Il est des auteurs qui ne sont pas ce qu’ils écrivent. Tant pis pour ceux qui y croyaient

Et Dantec s’en est allé…

Il fut un temps où Maurice G. Dantec faisait vaciller les fondations du Grand Littéraire en osant produire des textes denses où une nouvelle science-fiction venait fricoter avec les arcanes du polar en faisant la nique à la geste philosophique des siècles précédents. Babylon babies moquait ainsi ouvertement les habituelles taxinomies hiératiques et the big Dantec, avec un Journal épatant, s’ouvrait sans coup férir, voie royale qui mène à l’inconscient narcissique, les portes pourtant réputées hermétiques sinon élitistes de la Blanche chez Gallimard.
Et puis il y eut l’abscons Villa vortex ; et puis il y eut le départ de l’auteur pour Albin Michel ou, après un Cosmos incorporated inégal, naissait ce troublant Artefact en l’été 2007. Prosaïques, nous rêvions à de nouvelles Racines du mal. Mais messire Dantec point ne se répète. Autant dire que ces trois récits enchâssés dans la matière première de la folie généralisée et d’une « société-monde » en pleine déliquescence ne sont pas d’un abord facile et que plus d’un lecteur sera dérouté.
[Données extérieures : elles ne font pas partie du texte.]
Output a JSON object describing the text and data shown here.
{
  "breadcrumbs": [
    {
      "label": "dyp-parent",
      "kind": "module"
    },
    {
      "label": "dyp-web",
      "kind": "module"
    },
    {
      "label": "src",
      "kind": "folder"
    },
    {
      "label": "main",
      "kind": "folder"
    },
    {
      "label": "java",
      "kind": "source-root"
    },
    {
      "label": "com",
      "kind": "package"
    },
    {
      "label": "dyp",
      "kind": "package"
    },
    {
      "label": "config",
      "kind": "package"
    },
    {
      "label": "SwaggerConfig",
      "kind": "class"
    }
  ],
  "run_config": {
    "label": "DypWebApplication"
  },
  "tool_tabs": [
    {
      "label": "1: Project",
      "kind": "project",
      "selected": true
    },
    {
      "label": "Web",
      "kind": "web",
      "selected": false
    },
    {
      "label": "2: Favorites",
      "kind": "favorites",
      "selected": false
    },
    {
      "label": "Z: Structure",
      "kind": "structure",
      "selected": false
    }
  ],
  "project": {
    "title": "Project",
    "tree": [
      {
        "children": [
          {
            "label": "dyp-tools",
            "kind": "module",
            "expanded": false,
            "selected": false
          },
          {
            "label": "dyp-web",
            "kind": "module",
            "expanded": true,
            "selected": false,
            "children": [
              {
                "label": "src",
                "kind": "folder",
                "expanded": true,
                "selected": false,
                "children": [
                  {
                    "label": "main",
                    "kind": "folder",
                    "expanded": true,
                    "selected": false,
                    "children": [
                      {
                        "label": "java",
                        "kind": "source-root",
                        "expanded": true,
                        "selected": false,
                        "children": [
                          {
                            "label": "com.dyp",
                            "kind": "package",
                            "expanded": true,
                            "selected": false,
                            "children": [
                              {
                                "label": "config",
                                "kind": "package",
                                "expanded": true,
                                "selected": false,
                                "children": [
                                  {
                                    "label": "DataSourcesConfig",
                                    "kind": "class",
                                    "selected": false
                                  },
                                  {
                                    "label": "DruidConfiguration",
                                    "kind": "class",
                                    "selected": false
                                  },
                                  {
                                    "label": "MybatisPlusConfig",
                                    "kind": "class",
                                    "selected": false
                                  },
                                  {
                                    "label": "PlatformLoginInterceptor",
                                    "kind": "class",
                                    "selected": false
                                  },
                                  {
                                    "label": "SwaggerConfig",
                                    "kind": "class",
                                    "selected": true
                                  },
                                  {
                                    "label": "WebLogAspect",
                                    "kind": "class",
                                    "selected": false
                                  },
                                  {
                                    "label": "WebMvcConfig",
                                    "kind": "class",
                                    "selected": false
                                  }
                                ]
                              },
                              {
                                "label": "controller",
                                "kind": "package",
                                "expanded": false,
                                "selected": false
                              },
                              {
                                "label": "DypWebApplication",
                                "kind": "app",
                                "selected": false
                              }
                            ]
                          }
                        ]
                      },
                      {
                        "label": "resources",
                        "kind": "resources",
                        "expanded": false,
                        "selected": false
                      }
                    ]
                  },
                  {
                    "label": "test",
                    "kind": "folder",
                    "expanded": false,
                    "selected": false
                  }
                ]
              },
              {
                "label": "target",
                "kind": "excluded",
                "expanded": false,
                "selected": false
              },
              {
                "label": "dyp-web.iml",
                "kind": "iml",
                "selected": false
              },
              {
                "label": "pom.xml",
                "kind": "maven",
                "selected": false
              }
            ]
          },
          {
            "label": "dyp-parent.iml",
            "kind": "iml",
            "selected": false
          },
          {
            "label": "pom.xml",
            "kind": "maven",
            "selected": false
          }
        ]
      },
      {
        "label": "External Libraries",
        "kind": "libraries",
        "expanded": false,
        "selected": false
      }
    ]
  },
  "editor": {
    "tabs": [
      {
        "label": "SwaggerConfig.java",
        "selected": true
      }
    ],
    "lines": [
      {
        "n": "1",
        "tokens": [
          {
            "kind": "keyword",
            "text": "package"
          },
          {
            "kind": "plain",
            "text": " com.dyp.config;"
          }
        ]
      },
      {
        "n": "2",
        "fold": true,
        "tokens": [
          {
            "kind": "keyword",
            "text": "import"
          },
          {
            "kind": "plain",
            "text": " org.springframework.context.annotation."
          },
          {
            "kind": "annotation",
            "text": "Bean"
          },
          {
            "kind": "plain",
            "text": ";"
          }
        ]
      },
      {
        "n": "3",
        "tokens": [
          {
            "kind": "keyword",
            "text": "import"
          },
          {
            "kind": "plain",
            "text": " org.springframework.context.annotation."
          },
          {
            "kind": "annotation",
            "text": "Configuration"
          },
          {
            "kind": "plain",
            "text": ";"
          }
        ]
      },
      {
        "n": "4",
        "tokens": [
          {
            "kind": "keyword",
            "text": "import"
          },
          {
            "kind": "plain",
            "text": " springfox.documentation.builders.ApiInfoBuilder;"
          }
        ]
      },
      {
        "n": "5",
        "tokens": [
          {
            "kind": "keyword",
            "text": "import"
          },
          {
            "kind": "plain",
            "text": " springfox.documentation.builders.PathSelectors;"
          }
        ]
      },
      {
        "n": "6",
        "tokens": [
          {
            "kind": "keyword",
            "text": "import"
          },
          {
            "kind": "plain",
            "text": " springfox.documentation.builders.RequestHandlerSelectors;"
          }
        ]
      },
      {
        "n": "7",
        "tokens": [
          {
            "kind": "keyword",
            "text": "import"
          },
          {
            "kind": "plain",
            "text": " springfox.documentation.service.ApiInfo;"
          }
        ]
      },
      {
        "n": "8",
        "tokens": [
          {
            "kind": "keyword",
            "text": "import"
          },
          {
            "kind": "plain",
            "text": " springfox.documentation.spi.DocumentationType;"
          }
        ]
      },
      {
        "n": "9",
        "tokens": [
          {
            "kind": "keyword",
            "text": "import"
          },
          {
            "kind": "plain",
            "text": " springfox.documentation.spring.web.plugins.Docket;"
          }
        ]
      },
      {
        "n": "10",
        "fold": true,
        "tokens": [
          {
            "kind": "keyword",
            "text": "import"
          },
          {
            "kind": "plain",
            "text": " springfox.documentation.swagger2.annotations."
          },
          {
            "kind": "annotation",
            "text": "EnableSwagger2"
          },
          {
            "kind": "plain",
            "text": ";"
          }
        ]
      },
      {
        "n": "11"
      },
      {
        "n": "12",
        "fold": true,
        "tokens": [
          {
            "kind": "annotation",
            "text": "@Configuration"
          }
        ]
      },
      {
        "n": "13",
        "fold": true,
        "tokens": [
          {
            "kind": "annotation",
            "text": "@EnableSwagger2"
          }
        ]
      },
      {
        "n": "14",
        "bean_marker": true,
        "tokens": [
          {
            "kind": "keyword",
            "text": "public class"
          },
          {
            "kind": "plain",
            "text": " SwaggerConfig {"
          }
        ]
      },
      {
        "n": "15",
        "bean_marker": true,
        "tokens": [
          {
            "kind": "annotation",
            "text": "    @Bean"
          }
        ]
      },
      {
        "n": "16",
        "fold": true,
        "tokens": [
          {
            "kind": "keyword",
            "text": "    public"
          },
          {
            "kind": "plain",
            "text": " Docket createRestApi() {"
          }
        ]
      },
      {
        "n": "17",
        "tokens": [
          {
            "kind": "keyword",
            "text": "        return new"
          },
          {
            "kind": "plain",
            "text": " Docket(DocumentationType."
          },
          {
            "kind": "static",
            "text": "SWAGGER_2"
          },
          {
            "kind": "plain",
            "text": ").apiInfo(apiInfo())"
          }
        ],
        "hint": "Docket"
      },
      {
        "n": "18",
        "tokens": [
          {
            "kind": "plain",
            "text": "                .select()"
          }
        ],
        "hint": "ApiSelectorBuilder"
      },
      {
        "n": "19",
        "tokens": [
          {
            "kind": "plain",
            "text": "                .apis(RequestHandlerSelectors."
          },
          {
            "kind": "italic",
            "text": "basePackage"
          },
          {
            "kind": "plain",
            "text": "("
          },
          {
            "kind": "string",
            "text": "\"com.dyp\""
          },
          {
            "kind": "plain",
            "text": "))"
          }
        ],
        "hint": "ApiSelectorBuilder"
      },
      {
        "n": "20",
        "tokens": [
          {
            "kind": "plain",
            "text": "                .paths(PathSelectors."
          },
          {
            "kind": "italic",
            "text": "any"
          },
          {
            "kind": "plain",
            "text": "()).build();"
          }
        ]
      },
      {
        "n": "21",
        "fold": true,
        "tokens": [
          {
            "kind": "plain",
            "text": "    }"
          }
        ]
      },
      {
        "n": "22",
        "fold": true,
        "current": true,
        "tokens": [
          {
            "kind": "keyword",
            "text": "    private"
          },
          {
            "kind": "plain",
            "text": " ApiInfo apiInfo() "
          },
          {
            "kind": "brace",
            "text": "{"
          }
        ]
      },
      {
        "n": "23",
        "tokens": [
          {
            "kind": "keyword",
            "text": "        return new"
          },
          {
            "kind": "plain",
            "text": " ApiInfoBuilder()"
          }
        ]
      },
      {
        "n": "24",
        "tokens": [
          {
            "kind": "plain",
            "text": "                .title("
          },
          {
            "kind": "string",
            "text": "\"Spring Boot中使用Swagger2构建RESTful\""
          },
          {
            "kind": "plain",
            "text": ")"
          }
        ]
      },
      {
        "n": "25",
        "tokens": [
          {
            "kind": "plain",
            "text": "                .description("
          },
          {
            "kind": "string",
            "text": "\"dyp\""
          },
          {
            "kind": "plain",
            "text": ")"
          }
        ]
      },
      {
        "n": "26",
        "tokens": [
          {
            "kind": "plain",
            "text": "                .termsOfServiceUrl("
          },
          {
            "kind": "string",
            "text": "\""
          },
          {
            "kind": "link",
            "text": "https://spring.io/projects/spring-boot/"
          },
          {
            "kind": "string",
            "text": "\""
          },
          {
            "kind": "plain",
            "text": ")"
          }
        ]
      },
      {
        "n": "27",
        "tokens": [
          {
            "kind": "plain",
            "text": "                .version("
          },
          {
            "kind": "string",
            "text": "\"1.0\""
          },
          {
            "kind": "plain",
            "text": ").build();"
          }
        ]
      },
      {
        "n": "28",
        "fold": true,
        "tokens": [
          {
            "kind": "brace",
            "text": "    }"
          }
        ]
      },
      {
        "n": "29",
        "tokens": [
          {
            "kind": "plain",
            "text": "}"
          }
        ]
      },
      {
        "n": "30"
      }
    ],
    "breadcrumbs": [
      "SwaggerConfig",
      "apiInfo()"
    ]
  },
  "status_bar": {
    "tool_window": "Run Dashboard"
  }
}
Nous le fûmes pour notre part, notamment eu égard au parti pris assez dérangeant des deux derniers récits, la première fiction du texte (« Vers le Nord du ciel ») étant consacrée à une revisite plutôt réjouissante de l’attentat du World Trade Center de septembre 2001. Ainsi, après un premier texte transhistorique et métahumain tout feu tout flammes où Dantec excelle à brouiller les pistes angéliques façon K-pax et K. Dick mêlés, on est assez décontenancé lorsque l’auteur projette dans la confuse mise en abyme induite par le deuxième récit « Artefact », lequel plonge dans une perplexe confrontation entre un homme et une machine à écrire !
On est alors bien loin de la collusion précédente entre la Beauté et la Grâce, l’aride convocation d’une métaphysique à la Duns Scott ou à la saint Thomas d’Aquin entrant bientot en précipitation avec une théorie de termes empruntés à un sabir cyberpunk qui laisse de marbre. Cette structure réticulaire de la fiction interrogeant la fiction, l’écriture elle-même étant le protagoniste de l’histoire, rappelle quelques pages spécieuses de Villa vortex et on y perd le peu de latin exégétique que l’on pourrait posséder. Ce chassé-croisé assumé entre théologie (statut démiurgique du créateur faisant sens par les mots) et fiction assombrit davantage la pente ontologique de tout un chacun plus qu’il ne l’éclaire ; ce qui est certes une façon soutenue pour dire qu’on n’y comprend pas grand-chose en définitive.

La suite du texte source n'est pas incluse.